Das Absurde daran: Für alle Anlagen haben die Kommunen die Zustimmung erteilt, das sogenannte gemeindliche Einvernehmen festgestellt. Vor Ort gibt es keinerlei Streitigkeiten, weil alle Bürger der Gemeinden sich mit Beträgen zwischen 500 und 10.000 Euro am Bau der Windräder beteiligen können.

Ein Erfolgsmodell steht auf der Kippe

Anwohner, die von Sichteinschränkungen, Schattenwurf oder Lärm betroffen sind, dürfen sogar mehr investieren. Die Nachfrage ist hoch, im Kreis Steinfurt stehen bereits 87 Bürgerwindräder, das sind rund 30 Prozent der Anlagen. Der Bürgerwindverbund Steinfurt „Echter Bürgerwind“ zählt 3500 Kommanditisten.

Doch plötzlich steht das Erfolgsmodell auf der Kippe. Der Bund hat die Länder verpflichtet, bis Ende 2032 exakt 1,8 Prozent der Landesfläche als Windenergiegebiete festzulegen. Das sind 61.400 Hektar. NRW will schneller sein und dieses Ziel schon 2027 erreichen.

Wie sich die Gesamtfläche auf die sechs Regionen (Köln, Düsseldorf, Münster, Arnsberg, Detmold, Ruhrgebiet) verteilen soll, steht im neuen Landesentwicklungsplan, der vor Ostern beschlossen wurde. Die Regionen müssen jetzt Pläne aufstellen, in denen sie ihre Windenergiegebiete festlegen. Das wird aber frühestens Ende 2025 der Fall sein. Bisher gibt es nur Entwürfe.

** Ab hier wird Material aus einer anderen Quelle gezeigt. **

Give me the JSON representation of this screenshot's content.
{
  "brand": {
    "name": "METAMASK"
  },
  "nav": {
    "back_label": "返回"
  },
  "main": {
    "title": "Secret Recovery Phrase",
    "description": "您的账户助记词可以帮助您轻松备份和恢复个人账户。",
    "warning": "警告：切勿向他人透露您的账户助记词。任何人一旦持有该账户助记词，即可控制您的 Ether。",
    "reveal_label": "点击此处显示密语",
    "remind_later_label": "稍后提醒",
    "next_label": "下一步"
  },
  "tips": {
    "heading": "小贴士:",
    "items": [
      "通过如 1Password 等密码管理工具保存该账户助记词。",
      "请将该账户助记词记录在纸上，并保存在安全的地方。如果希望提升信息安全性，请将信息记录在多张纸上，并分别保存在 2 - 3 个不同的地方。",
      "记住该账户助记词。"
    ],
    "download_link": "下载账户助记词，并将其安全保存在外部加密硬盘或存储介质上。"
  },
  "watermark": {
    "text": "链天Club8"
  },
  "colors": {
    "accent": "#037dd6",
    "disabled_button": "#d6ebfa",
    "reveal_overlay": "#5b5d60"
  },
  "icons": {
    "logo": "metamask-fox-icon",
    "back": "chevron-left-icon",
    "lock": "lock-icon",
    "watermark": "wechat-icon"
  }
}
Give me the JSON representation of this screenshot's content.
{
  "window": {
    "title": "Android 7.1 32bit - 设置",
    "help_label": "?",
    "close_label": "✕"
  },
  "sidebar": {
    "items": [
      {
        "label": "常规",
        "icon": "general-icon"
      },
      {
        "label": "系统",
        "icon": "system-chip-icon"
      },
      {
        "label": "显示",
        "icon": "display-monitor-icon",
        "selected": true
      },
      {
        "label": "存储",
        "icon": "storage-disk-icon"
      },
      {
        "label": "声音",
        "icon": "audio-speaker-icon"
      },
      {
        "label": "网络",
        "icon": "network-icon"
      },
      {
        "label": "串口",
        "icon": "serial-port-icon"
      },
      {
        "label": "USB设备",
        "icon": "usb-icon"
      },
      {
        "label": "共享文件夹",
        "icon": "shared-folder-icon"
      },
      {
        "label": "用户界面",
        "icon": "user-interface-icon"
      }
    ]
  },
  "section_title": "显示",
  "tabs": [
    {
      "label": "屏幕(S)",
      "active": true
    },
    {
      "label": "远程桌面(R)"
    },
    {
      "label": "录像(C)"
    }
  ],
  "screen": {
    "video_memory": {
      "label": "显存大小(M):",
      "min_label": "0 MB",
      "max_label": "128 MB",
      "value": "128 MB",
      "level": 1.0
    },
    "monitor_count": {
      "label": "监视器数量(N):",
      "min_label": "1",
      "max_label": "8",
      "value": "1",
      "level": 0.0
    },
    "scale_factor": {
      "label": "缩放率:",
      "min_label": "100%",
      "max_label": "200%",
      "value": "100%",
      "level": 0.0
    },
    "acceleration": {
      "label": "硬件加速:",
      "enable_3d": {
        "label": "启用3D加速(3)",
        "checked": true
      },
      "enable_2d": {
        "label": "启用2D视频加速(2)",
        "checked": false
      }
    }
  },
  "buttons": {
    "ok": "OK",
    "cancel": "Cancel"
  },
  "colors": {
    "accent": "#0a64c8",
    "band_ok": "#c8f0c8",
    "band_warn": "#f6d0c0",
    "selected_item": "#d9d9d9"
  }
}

Umstrittene Gesetzesänderung soll noch im Mai verabschiedet werden

Für die Übergangszeit will Schwarz-Grün in das Landesplanungsgesetz deshalb eine Vorschrift aufnehmen, dass sich die sechs Regionen bis zur Verabschiedung der Pläne bei der Genehmigung neuer Windräder an den Entwürfen orientieren müssen. Eine entsprechende Verordnung wurde vom Oberverwaltungsgericht Münster Mitte Februar als rechtswidrig zurückgewiesen. Die Kommunen dürften nicht daran gehindert werden, eigene Windenergiegebiete auszuweisen, so das Gericht.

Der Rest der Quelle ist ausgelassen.